Существовал повторное преследование действия, доступные в дополнение к штрафным санкциям, те действия, которые последовали за фактом кражи, но были дополнительными к нему.[26] Акция для Furtum разрешил доминанту или его наследникам предъявить иск по vindicatio (и действие в бэр ), в результате чего вещь будет возвращена, если вместо нее нельзя будет оплатить ее стоимость.[18] Это также позволило владельцу предъявить иск о стоимости вещи в соответствии с condictio furtiva против вора лично, хотя только один мог быть успешным. Разрешение condictio был аномальным: это был иск, чаще всего подаваемый не собственником, возможно, сохраненный ранее condictio был ограничен таким образом.[30] Также возможно, что это было разрешено, потому что оно давало истцу преимущество в том смысле, что ему не нужно было выяснять, у кого была сама собственность.[24] Гай предполагает, что его оставили «из ненависти к ворам».[18] А посессорный запрет в любом случае был другой вариант.

Рекомендации

  1. ^ Уотсон (1965). п. 220.
  2. ^ Томас (1976).
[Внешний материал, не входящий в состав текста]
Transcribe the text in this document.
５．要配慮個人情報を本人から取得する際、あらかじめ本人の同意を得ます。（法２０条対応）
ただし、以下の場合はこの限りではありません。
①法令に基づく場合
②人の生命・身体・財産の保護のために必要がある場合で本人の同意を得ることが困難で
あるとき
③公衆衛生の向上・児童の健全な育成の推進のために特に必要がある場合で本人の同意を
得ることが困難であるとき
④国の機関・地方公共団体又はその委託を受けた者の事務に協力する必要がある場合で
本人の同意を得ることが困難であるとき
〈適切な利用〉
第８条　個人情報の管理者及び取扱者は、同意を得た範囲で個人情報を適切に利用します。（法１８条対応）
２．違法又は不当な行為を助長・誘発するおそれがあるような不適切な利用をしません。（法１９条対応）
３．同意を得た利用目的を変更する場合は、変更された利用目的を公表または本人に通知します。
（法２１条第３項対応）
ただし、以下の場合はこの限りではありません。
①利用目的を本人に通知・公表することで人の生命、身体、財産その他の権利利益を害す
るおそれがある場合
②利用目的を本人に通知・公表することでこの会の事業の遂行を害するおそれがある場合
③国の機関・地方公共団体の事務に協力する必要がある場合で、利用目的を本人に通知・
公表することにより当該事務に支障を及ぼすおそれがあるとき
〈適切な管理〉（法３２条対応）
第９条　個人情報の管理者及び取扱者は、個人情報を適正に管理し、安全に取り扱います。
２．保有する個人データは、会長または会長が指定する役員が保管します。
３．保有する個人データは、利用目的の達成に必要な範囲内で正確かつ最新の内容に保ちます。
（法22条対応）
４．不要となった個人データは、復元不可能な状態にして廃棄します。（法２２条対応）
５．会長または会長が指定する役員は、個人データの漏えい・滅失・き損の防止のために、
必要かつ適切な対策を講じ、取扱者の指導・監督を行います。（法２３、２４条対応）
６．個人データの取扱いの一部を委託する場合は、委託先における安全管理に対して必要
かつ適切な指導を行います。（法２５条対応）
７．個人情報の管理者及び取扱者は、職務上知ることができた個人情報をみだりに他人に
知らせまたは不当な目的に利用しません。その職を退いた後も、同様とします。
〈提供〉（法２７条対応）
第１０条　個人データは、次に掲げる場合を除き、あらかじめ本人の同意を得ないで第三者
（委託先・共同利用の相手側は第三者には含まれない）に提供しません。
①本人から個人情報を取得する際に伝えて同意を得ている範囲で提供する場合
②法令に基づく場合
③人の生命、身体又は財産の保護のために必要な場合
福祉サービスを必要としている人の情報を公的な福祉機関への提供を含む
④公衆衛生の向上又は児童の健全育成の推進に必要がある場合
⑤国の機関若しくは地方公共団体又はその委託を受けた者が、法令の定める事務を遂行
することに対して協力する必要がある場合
С. 353–354.
  3. ^ а б c d е Николая (1962). п. 213.
  4. ^ а б c d Томас (1976). п. 354.
  5. ^ а б c Уотсон (1965). п. 227.
  6. ^ а б Уотсон (1965). п. 226.
  7. ^ Уотсон (1965). С. 229–230.
  8. ^ а б c Уотсон (1965). п. 222.
  9. ^ а б Циммерман (1996). п. 931.
  10. ^ Уотсон (1965). п. 223.
  11. ^ Циммерман (1996). п. 930.
  12. ^ Уотсон (1965). п. 225.
  13. ^ Томас (1976). п. 363.
  14. ^ а б c d Томас (1976). п. 356.
  15. ^ а б c d е Николая (1962). п. 214.
  16. ^ а б Уотсон (1965). п. 221.
  17. ^ Томас (1976). п. 355.
  18. ^ а б c Николая (1962). п. 215.
  19. ^ Циммерман (1996). п. 934.
  20. ^ Циммерман (1996). п. 935.
  21. ^ Циммерман (1996). п. 932.
  22. ^ а б c Томас (1976). п. 359.
  23. ^ Уотсон (1965). п. 229.
  24. ^ а б Томас (1976). п. 360.
  25. ^ Циммерман (1996). п. 933.
  26. ^ а б Томас (1976). п. 357.
  27. ^ а б c Томас (1976). п. 358.
  28. ^ Уотсон (1965). п. 231.
  29. ^ Циммерман (1996). п. 937.
  30. ^ а б c d Уотсон (1965). п. 233.
  31. ^ Циммерман (1996). п. 938.
  32. ^ Уотсон (1965). п. 232.
  33. ^ а б Циммерман (1996). п. 939.
  34. ^ а б c d Николая (1962). п. 212.
  35. ^ Николая (1962). п. 211.
  • Уотсон, Алан (1965). Обязательственно-правовое право в позднеримской республике. Оксфорд: Clarendon Press.
  • Николас, Барри (1962). Введение в римское право. Кларендон Ло. Оксфорд: Издательство Оксфордского университета. ISBN  0-19-876063-9.
  • Томас, Дж. А. С. (1976). Учебник римского права. Оксфорд: Северная Голландия. ISBN  0-7204-0517-3.
  • Циммерманн, Рейнхард (1996). Обязательственно-правовой закон: римские основы гражданской традиции. Оксфорд: Clarendon Press. ISBN  978-0198764267.